Siloed projects and programs are nothing new, and almost every seasoned delivery manager will have fought through the consequences of silos, like a warrior hacking their way through a jungle. It’s just not a pleasant place to be and the root cause of it often comes down to a lack of orchestration – along with the mandate to orchestrate.

If a team of talented musicians had no conductor, they wouldn’t perform at their best. And if a team of world-class footballers had no manager, the same would apply. Similarly, when a company with great functional teams aren’t well-orchestrated, silos arise. And the bigger the organization, the bigger the silo effect can be.

70 percent of siloed digital transformation initiatives will ultimately fail due to insufficient collaboration, integration, sourcing or project management.”

The abolishment of departmental thinking isn’t going to come easy for those that have led functions such as finance, HR, marketing, logistics, etc. The harsh reality is that unless silos are suppressed, the digital transformation of the business will struggle. In fact, the most that any siloed organization can expect is a series of departmental technology upgrades, which will be neither enough to protect against disruption or to thrive in the digital economy.In our fast-moving digital economy, a successful transformation is highly dependent upon leaders who can break up their old functional silos and steer their digital endeavors strategically. But it’s not easy because old habits die hard. Managers and leaders don’t always welcome the breakdown of their fiefdoms and will sometimes do all they can to hang on to them, regardless of what’s best for the company.

So, CEOs need to help their senior leaders let go of what worked well in the past to shape a new future. One that enables transformation to thrive – which is void of siloed thinking and siloed behaviors.

As the authors of Digital @ Scale, Jürgen Meffert and Anand Swaminathan wrote;

Digitization isn’t just about restructuring the organization. Above all, it’s about establishing a new mind-set: teams instead of hierarchies, networks instead of silos, pace over perfection, and learning from customers, not lecturing them. The digital world demands a new way of thinking.”

Too many well-intentioned managers and departmental directors are leading their digital endeavors in a non-strategic and siloed manner. Some are blinkered by individual technologies, while others are driven by technology trends as opposed to business needs. Many are simply deploying individual digital solutions, with innovation and integration nowhere to be seen.

Just a few years ago IDC suggested that by 2018 (and here we are) – 70 percent of siloed digital transformation initiatives will ultimately fail due to insufficient collaboration, integration, sourcing or project management. IDC’s VP of Research, Bill Keyworth was reported as saying;

Desired business outcomes from DX follow innovation projects that integrate new digital technologies into stable business services and incorporate new skills, techniques, and culture into the fabric of the IT and LOB organizations.

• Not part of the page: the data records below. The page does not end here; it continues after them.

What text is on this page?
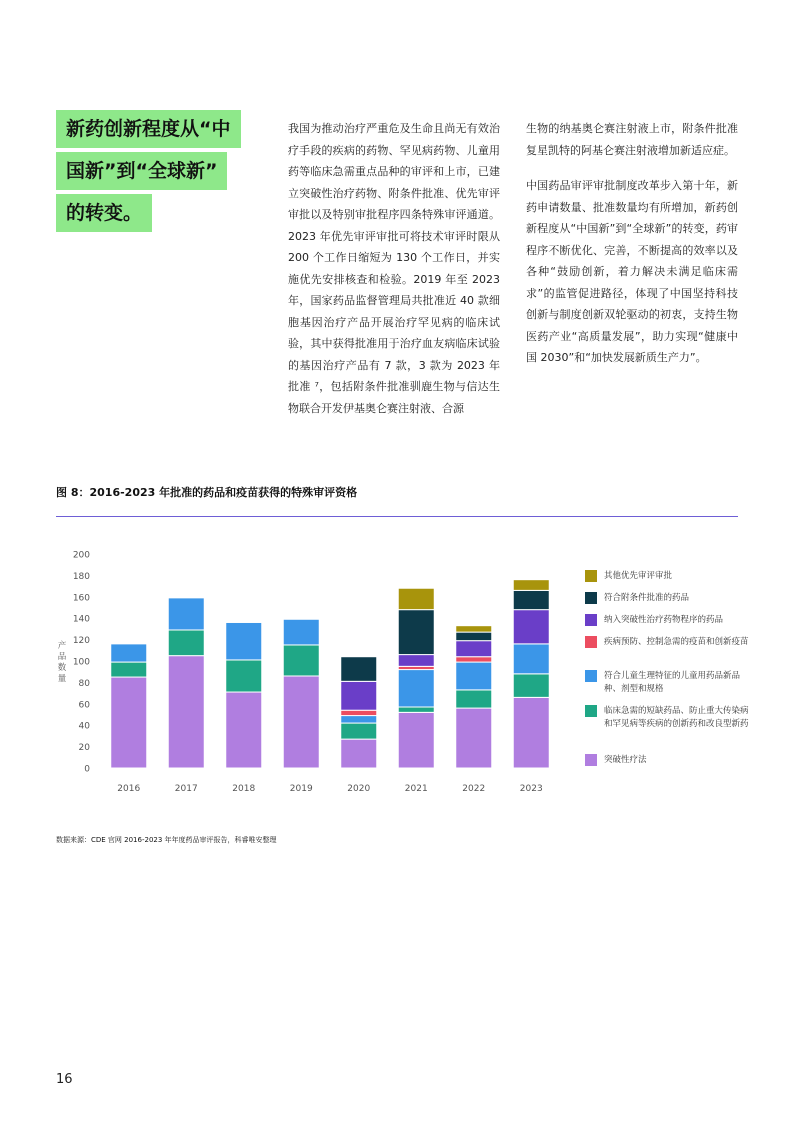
新药创新程度从“中
国新”到“全球新”
的转变。

我国为推动治疗严重危及生命且尚无有效治疗手段的疾病的药物、罕见病药物、儿童用药等临床急需重点品种的审评和上市，已建立突破性治疗药物、附条件批准、优先审评审批以及特别审批程序四条特殊审评通道。2023 年优先审评审批可将技术审评时限从 200 个工作日缩短为 130 个工作日，并实施优先安排核查和检验。2019 年至 2023 年，国家药品监督管理局共批准近 40 款细胞基因治疗产品开展治疗罕见病的临床试验，其中获得批准用于治疗血友病临床试验的基因治疗产品有 7 款，3 款为 2023 年批准 ⁷，包括附条件批准驯鹿生物与信达生物联合开发伊基奥仑赛注射液、合源

生物的纳基奥仑赛注射液上市，附条件批准复星凯特的阿基仑赛注射液增加新适应症。

中国药品审评审批制度改革步入第十年，新药申请数量、批准数量均有所增加，新药创新程度从“中国新”到“全球新”的转变，药审程序不断优化、完善，不断提高的效率以及各种“鼓励创新，着力解决未满足临床需求”的监管促进路径，体现了中国坚持科技创新与制度创新双轮驱动的初衷，支持生物医药产业“高质量发展”，助力实现“健康中国 2030”和“加快发展新质生产力”。

图 8：2016-2023 年批准的药品和疫苗获得的特殊审评资格
0
20
40
60
80
100
120
140
160
180
200
产
品
数
量
2016	2017	2018	2019	2020	2021	2022	2023
其他优先审评审批
符合附条件批准的药品
纳入突破性治疗药物程序的药品
疾病预防、控制急需的疫苗和创新疫苗
符合儿童生理特征的儿童用药品新品种、剂型和规格
临床急需的短缺药品、防止重大传染病和罕见病等疾病的创新药和改良型新药
突破性疗法
数据来源：CDE 官网 2016-2023 年年度药品审评报告，科睿唯安整理
16
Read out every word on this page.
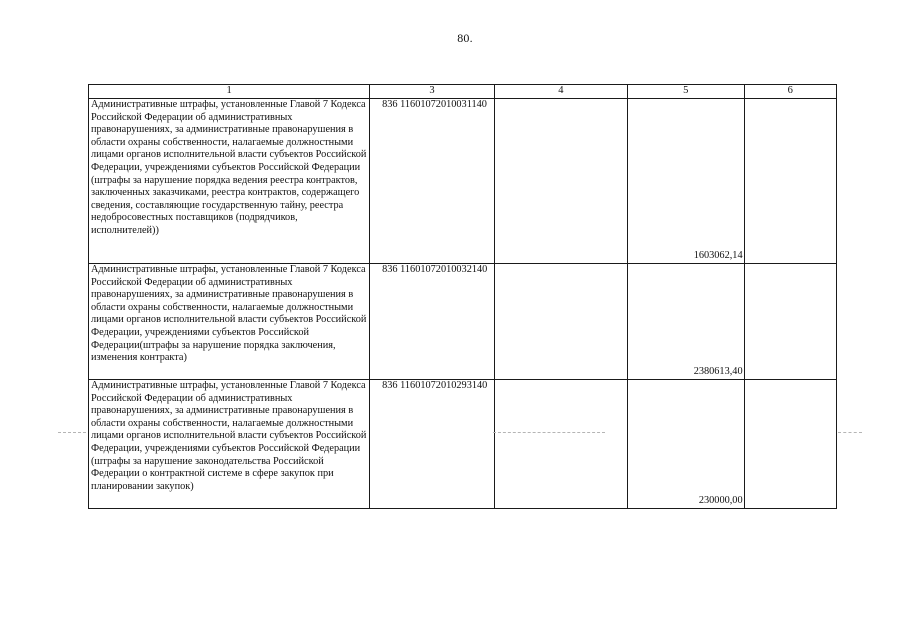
80.
1	3	4	5	6
Административные штрафы, установленные Главой 7 Кодекса Российской Федерации об административных правонарушениях, за административные правонарушения в области охраны собственности, налагаемые должностными лицами органов исполнительной власти субъектов Российской Федерации, учреждениями субъектов Российской Федерации (штрафы за нарушение порядка ведения реестра контрактов, заключенных заказчиками, реестра контрактов, содержащего сведения, составляющие государственную тайну, реестра недобросовестных поставщиков (подрядчиков, исполнителей))	836 11601072010031140		1603062,14	
Административные штрафы, установленные Главой 7 Кодекса Российской Федерации об административных правонарушениях, за административные правонарушения в области охраны собственности, налагаемые должностными лицами органов исполнительной власти субъектов Российской Федерации, учреждениями субъектов Российской Федерации(штрафы за нарушение порядка заключения, изменения контракта)	836 11601072010032140		2380613,40	
Административные штрафы, установленные Главой 7 Кодекса Российской Федерации об административных правонарушениях, за административные правонарушения в области охраны собственности, налагаемые должностными лицами органов исполнительной власти субъектов Российской Федерации, учреждениями субъектов Российской Федерации (штрафы за нарушение законодательства Российской Федерации о контрактной системе в сфере закупок при планировании закупок)	836 11601072010293140		230000,00	
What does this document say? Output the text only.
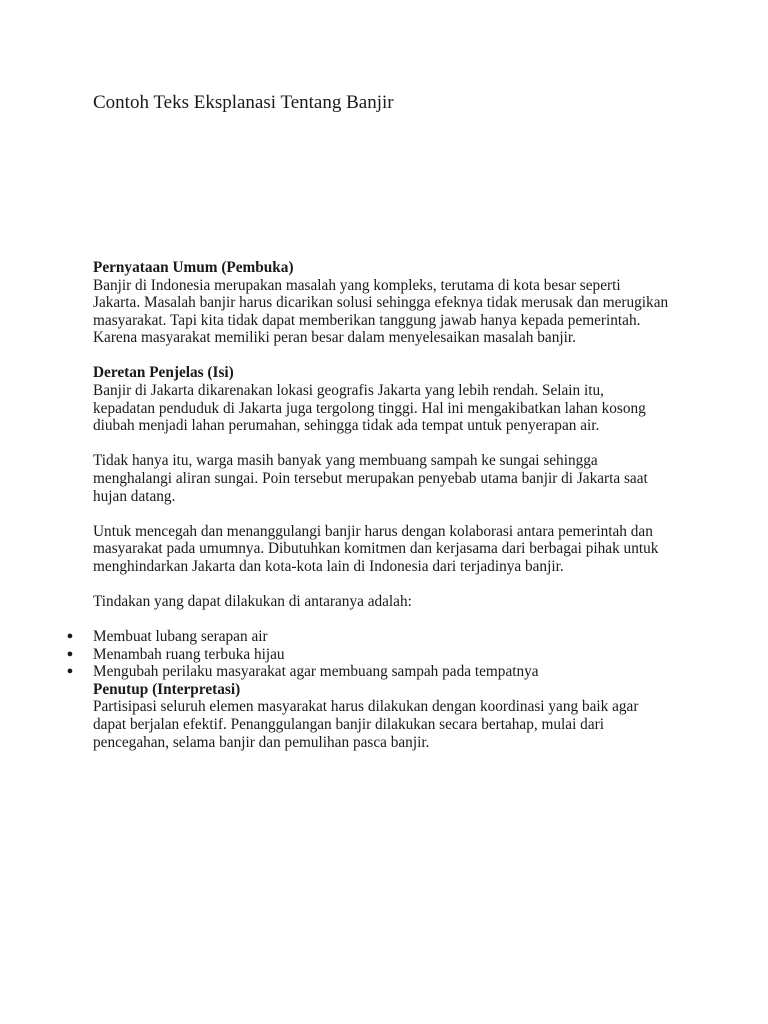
Contoh Teks Eksplanasi Tentang Banjir

Pernyataan Umum (Pembuka)

Banjir di Indonesia merupakan masalah yang kompleks, terutama di kota besar seperti

Jakarta. Masalah banjir harus dicarikan solusi sehingga efeknya tidak merusak dan merugikan

masyarakat. Tapi kita tidak dapat memberikan tanggung jawab hanya kepada pemerintah.

Karena masyarakat memiliki peran besar dalam menyelesaikan masalah banjir.

Deretan Penjelas (Isi)

Banjir di Jakarta dikarenakan lokasi geografis Jakarta yang lebih rendah. Selain itu,

kepadatan penduduk di Jakarta juga tergolong tinggi. Hal ini mengakibatkan lahan kosong

diubah menjadi lahan perumahan, sehingga tidak ada tempat untuk penyerapan air.

Tidak hanya itu, warga masih banyak yang membuang sampah ke sungai sehingga

menghalangi aliran sungai. Poin tersebut merupakan penyebab utama banjir di Jakarta saat

hujan datang.

Untuk mencegah dan menanggulangi banjir harus dengan kolaborasi antara pemerintah dan

masyarakat pada umumnya. Dibutuhkan komitmen dan kerjasama dari berbagai pihak untuk

menghindarkan Jakarta dan kota-kota lain di Indonesia dari terjadinya banjir.

Tindakan yang dapat dilakukan di antaranya adalah:

● Membuat lubang serapan air
● Menambah ruang terbuka hijau
● Mengubah perilaku masyarakat agar membuang sampah pada tempatnya

Penutup (Interpretasi)

Partisipasi seluruh elemen masyarakat harus dilakukan dengan koordinasi yang baik agar

dapat berjalan efektif. Penanggulangan banjir dilakukan secara bertahap, mulai dari

pencegahan, selama banjir dan pemulihan pasca banjir.
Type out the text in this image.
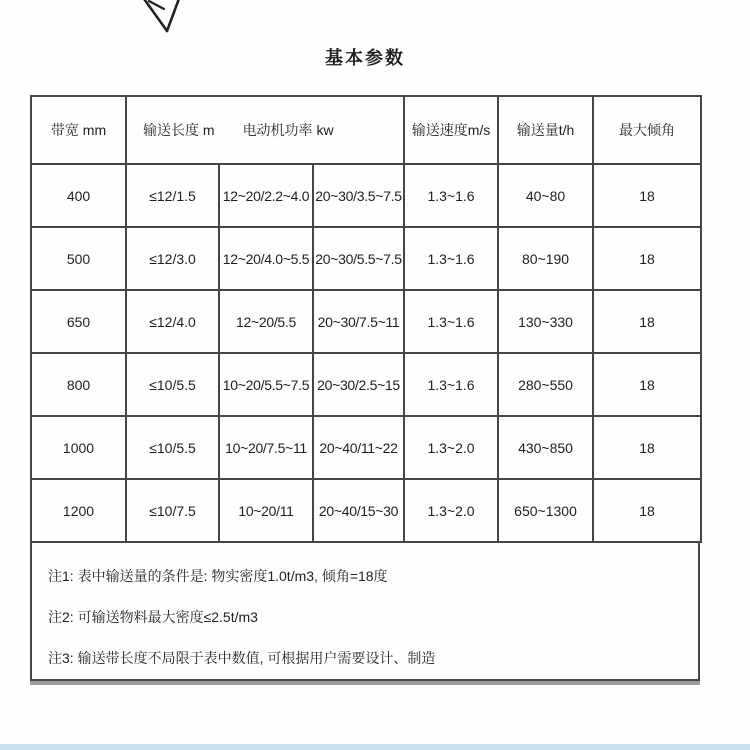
基本参数
带宽 mm	输送长度 m 电动机功率 kw			输送速度m/s	输送量t/h	最大倾角
400	≤12/1.5	12~20/2.2~4.0	20~30/3.5~7.5	1.3~1.6	40~80	18
500	≤12/3.0	12~20/4.0~5.5	20~30/5.5~7.5	1.3~1.6	80~190	18
650	≤12/4.0	12~20/5.5	20~30/7.5~11	1.3~1.6	130~330	18
800	≤10/5.5	10~20/5.5~7.5	20~30/2.5~15	1.3~1.6	280~550	18
1000	≤10/5.5	10~20/7.5~11	20~40/11~22	1.3~2.0	430~850	18
1200	≤10/7.5	10~20/11	20~40/15~30	1.3~2.0	650~1300	18
注1: 表中输送量的条件是: 物实密度1.0t/m3, 倾角=18度
注2: 可输送物料最大密度≤2.5t/m3
注3: 输送带长度不局限于表中数值, 可根据用户需要设计、制造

Initiatives that do not infuse innovation into the scale and breadth of the total enterprise have not achieved the prime directive: digital transformation.”

Unfortunately, the consequences of siloed practices are already playing out as predicted, and when you step inside the firms that are suffering, the picture isn’t a pretty one. Often the future of these firms has been left in the hands of ill-equipped leaders who unintentionally steer the people around them into chaos and confusion through lack of transformation knowhow. As the old saying goes; “often we don’t know what we don’t know”.

How to wipe out the siloed approach

On a brighter note, the best leaders have done their homework, shifted their mindsets, and taken advantage of new research, frameworks, and guidance that is now widely available. Often through impartial trusted advisors and training.

Many reading this will be familiar with companies that encourage collaboration within their siloed departments or functions, but which frown upon share their knowledge across the company. The problem here is that the heads of these silos don’t have the authority to drive an organizational-wide transformation of any nature. So again, they each tinker with their own digital initiatives in their own siloed worlds. But they achieve little more than lulling themselves into a false sense of transformation security and a good dose of digital sugar coating.

Here are the five ways to help wipe out the silo effect and optimize transformation success:

  1. Create an enterprise-wide transformation vision
  2. Work towards strategic goals
  3. Motivate people to collaborate and innovate
  4. Introduce transformation governance
  5. Execute and measure business value

Only senior executives with the right authority and mindset are appropriately positioned to identify potential synergies across functional silos, then create an environment in which everyone can unlock potential transformation value. But for this to happen successfully, the right governance model needs to be developed and put into place. If this isn’t done, you can be almost certain that siloed behavior will re-emerge, whether the CEO wants it or not.